The loan was made in 2019 to finance the Chetrit Group’s purchase of 43 multifamily properties across 10 U.S. states. These properties included over 8,600 apartments.
Wells Fargo, acting as the trustee for investors, alleges that both JPMorgan and the Chetrit Group were aware that the seller had overstated the properties’ historical net operating income by 25%.
Despite this knowledge, JPMorgan proceeded with the loan, intending to sell it to investors.
The borrower defaulted on the loan in 2022, leaving over $285 million unpaid. Investors have lost tens of millions of dollars as a result.

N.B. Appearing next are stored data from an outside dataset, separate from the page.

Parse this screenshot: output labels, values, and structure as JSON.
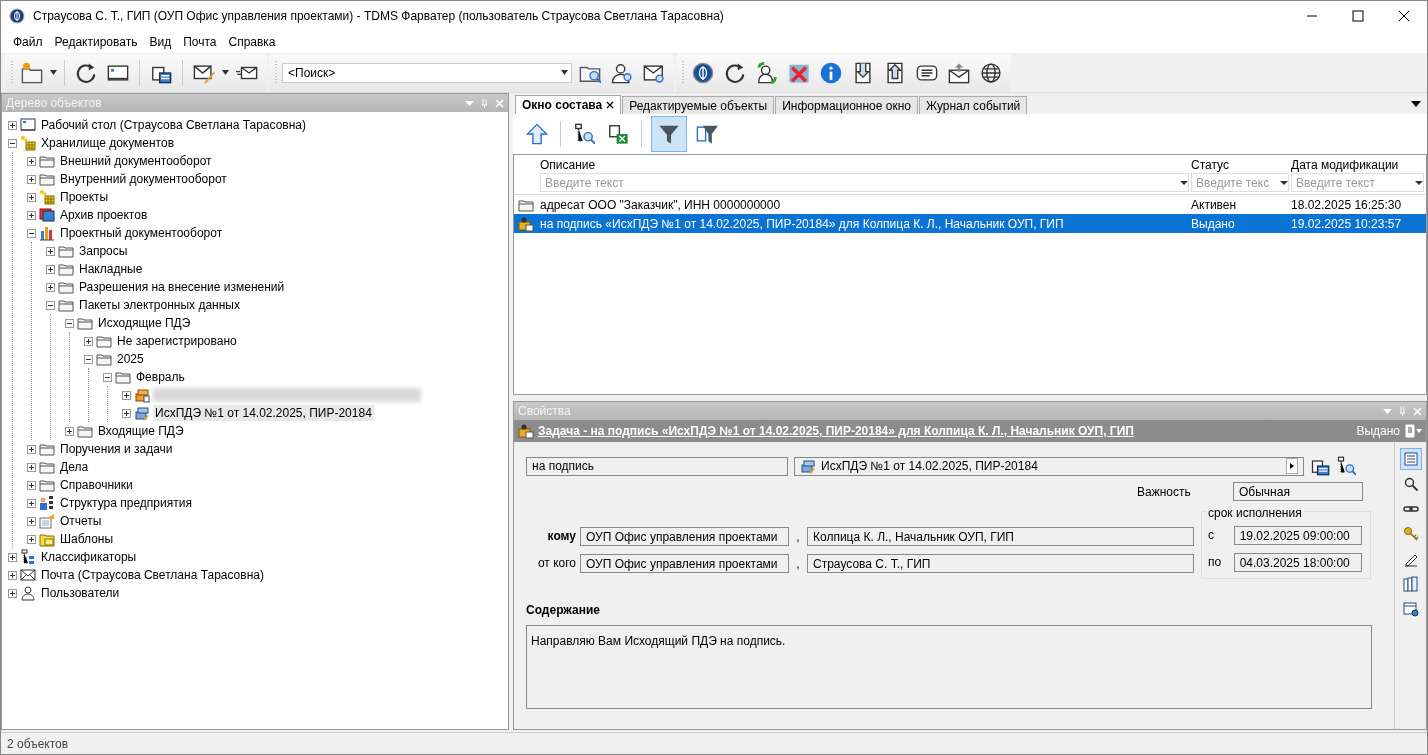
{
  "window": {
    "title": "Страусова С. Т., ГИП (ОУП Офис управления проектами) - TDMS Фарватер (пользователь Страусова Светлана Тарасовна)"
  },
  "menu": [
    "Файл",
    "Редактировать",
    "Вид",
    "Почта",
    "Справка"
  ],
  "search": {
    "value": "<Поиск>"
  },
  "tree_panel": {
    "title": "Дерево объектов"
  },
  "tree": [
    {
      "label": "Рабочий стол (Страусова Светлана Тарасовна)",
      "kind": "desktop",
      "expanded": false,
      "selected": false
    },
    {
      "label": "Хранилище документов",
      "kind": "storage",
      "expanded": true,
      "selected": false,
      "children": [
        {
          "label": "Внешний документооборот",
          "kind": "folder",
          "expanded": false,
          "selected": false
        },
        {
          "label": "Внутренний документооборот",
          "kind": "folder",
          "expanded": false,
          "selected": false
        },
        {
          "label": "Проекты",
          "kind": "storage",
          "expanded": false,
          "selected": false
        },
        {
          "label": "Архив проектов",
          "kind": "archive",
          "expanded": false,
          "selected": false
        },
        {
          "label": "Проектный документооборот",
          "kind": "chart",
          "expanded": true,
          "selected": false,
          "children": [
            {
              "label": "Запросы",
              "kind": "folder",
              "expanded": false,
              "selected": false
            },
            {
              "label": "Накладные",
              "kind": "folder",
              "expanded": false,
              "selected": false
            },
            {
              "label": "Разрешения на внесение изменений",
              "kind": "folder",
              "expanded": false,
              "selected": false
            },
            {
              "label": "Пакеты электронных данных",
              "kind": "folder",
              "expanded": true,
              "selected": false,
              "children": [
                {
                  "label": "Исходящие ПДЭ",
                  "kind": "folder",
                  "expanded": true,
                  "selected": false,
                  "children": [
                    {
                      "label": "Не зарегистрировано",
                      "kind": "folder",
                      "expanded": false,
                      "selected": false
                    },
                    {
                      "label": "2025",
                      "kind": "folder",
                      "expanded": true,
                      "selected": false,
                      "children": [
                        {
                          "label": "Февраль",
                          "kind": "folder",
                          "expanded": true,
                          "selected": false,
                          "children": [
                            {
                              "kind": "redacted-package",
                              "expanded": false,
                              "selected": false
                            },
                            {
                              "label": "ИсхПДЭ №1 от 14.02.2025, ПИР-20184",
                              "kind": "package",
                              "expanded": false,
                              "selected": true
                            }
                          ]
                        }
                      ]
                    }
                  ]
                },
                {
                  "label": "Входящие ПДЭ",
                  "kind": "folder",
                  "expanded": false,
                  "selected": false
                }
              ]
            }
          ]
        },
        {
          "label": "Поручения и задачи",
          "kind": "folder",
          "expanded": false,
          "selected": false
        },
        {
          "label": "Дела",
          "kind": "folder",
          "expanded": false,
          "selected": false
        },
        {
          "label": "Справочники",
          "kind": "folder",
          "expanded": false,
          "selected": false
        },
        {
          "label": "Структура предприятия",
          "kind": "org",
          "expanded": false,
          "selected": false
        },
        {
          "label": "Отчеты",
          "kind": "reports",
          "expanded": false,
          "selected": false
        },
        {
          "label": "Шаблоны",
          "kind": "templates",
          "expanded": false,
          "selected": false
        }
      ]
    },
    {
      "label": "Классификаторы",
      "kind": "classifier",
      "expanded": false,
      "selected": false
    },
    {
      "label": "Почта (Страусова Светлана Тарасовна)",
      "kind": "mail",
      "expanded": false,
      "selected": false
    },
    {
      "label": "Пользователи",
      "kind": "users",
      "expanded": false,
      "selected": false
    }
  ],
  "tabs": [
    {
      "label": "Окно состава",
      "selected": true
    },
    {
      "label": "Редактируемые объекты",
      "selected": false
    },
    {
      "label": "Информационное окно",
      "selected": false
    },
    {
      "label": "Журнал событий",
      "selected": false
    }
  ],
  "content_toolbar": {
    "filter_pressed": true
  },
  "table": {
    "columns": [
      {
        "label": "Описание",
        "placeholder": "Введите текст"
      },
      {
        "label": "Статус",
        "placeholder": "Введите текс"
      },
      {
        "label": "Дата модификации",
        "placeholder": "Введите текст"
      }
    ],
    "rows": [
      {
        "kind": "folder",
        "cells": [
          "адресат ООО \"Заказчик\", ИНН 0000000000",
          "Активен",
          "18.02.2025 16:25:30"
        ],
        "selected": false
      },
      {
        "kind": "task",
        "cells": [
          "на подпись «ИсхПДЭ №1 от 14.02.2025, ПИР-20184» для Колпица К. Л., Начальник ОУП, ГИП",
          "Выдано",
          "19.02.2025 10:23:57"
        ],
        "selected": true
      }
    ]
  },
  "properties": {
    "panel_title": "Свойства",
    "heading": "Задача - на подпись «ИсхПДЭ №1 от 14.02.2025, ПИР-20184» для Колпица К. Л., Начальник ОУП, ГИП",
    "status": "Выдано",
    "type": "на подпись",
    "subject": "ИсхПДЭ №1 от 14.02.2025, ПИР-20184",
    "importance_label": "Важность",
    "importance": "Обычная",
    "to_label": "кому",
    "to_org": "ОУП Офис управления проектами",
    "to_person": "Колпица К. Л., Начальник ОУП, ГИП",
    "from_label": "от кого",
    "from_org": "ОУП Офис управления проектами",
    "from_person": "Страусова С. Т., ГИП",
    "separators": [
      ",",
      ","
    ],
    "deadline_title": "срок исполнения",
    "start_label": "с",
    "start": "19.02.2025 09:00:00",
    "end_label": "по",
    "end": "04.03.2025 18:00:00",
    "content_label": "Содержание",
    "content": "Направляю Вам Исходящий ПДЭ на подпись.",
    "side_tools": [
      {
        "kind": "form",
        "selected": true
      },
      {
        "kind": "search",
        "selected": false
      },
      {
        "kind": "link",
        "selected": false
      },
      {
        "kind": "keys",
        "selected": false
      },
      {
        "kind": "pen",
        "selected": false
      },
      {
        "kind": "books",
        "selected": false
      },
      {
        "kind": "settings",
        "selected": false
      }
    ]
  },
  "status_bar": {
    "text": "2 объектов"
  }
}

Wells Fargo argues that JPMorgan had a duty to investigate the false financial reporting but chose to move forward without addressing the discrepancies.
The lawsuit also names Meyer Chetrit, a principal of the Chetrit Group, who provided a loan guarantee. Neither JPMorgan nor the Chetrit Group has commented on the lawsuit.
Wells Fargo is seeking either for JPMorgan to repurchase the loan or pay damages for breach of contract. The case is currently in the U.S. District Court for the Southern District of New York.